7日に厚真町総合福祉センターで行われた胆振東部地震追悼式では、遺族を代表し町内表町の農業早坂信一さん(54)が地震による吉野地区の土砂崩れに巻き込まれ、犠牲になった父清さん=当時(81)と母艶子さん=同(80)=を思いながら、前に進む決意と救出活動に当たった関係者へ感謝の言葉を述べた。
早坂さんは地震後、両親が行方不明になった同地区へ向かうとあまりの惨状に「『俺、何か悪いことをしたのかな』『何でここなんだよ』などとさまざまな思いがよぎった」と当時の心境を吐露した。
艶子さんは認知症だったため、1年半ほど早坂さんが食事を作っていたことも回顧。地震後、スーパーで買い物をすると、手に取る食品の量が少なくなり「ああ、これはもう買わなくていいんだと思うと、急に悲しくなって1人で涙目になって買い物をした」と言う。

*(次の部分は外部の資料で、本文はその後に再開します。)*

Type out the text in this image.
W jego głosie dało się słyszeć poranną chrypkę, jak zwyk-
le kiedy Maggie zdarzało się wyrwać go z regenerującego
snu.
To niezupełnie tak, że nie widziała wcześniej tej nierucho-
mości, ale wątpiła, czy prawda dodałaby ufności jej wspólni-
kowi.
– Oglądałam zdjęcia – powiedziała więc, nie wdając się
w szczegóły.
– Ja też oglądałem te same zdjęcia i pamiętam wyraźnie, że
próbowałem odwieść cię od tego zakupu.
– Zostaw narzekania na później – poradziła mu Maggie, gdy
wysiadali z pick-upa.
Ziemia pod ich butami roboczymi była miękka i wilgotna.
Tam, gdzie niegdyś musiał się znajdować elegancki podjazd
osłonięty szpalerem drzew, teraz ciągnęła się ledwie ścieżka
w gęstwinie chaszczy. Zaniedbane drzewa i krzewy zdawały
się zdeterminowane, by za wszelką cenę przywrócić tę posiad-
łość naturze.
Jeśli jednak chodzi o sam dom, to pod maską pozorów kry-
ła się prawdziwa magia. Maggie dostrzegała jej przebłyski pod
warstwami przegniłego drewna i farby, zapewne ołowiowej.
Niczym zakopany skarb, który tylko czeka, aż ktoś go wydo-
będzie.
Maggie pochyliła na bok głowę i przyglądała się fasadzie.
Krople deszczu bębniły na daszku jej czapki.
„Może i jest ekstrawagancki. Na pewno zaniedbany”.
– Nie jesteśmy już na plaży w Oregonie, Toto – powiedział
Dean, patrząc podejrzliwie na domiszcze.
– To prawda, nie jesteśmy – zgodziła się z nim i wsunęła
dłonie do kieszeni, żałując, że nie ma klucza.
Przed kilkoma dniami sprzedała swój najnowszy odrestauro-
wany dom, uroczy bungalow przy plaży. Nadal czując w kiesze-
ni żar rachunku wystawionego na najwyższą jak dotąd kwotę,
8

家族や友人を突然失った悲しみは簡単に受け入れられないが、「亡くなられた人たちは、残された家族がいつまでも泣いているのは見たくないはず」と力を込めた。
行方不明者の救出活動に当たった人たちや国内外から義援金、支援物資、励ましの手紙にも触れ、「この世にいる優しい方々のおかげで今の自分がいる」と感謝。「1日も早く日常が戻ることを願っている」と語った。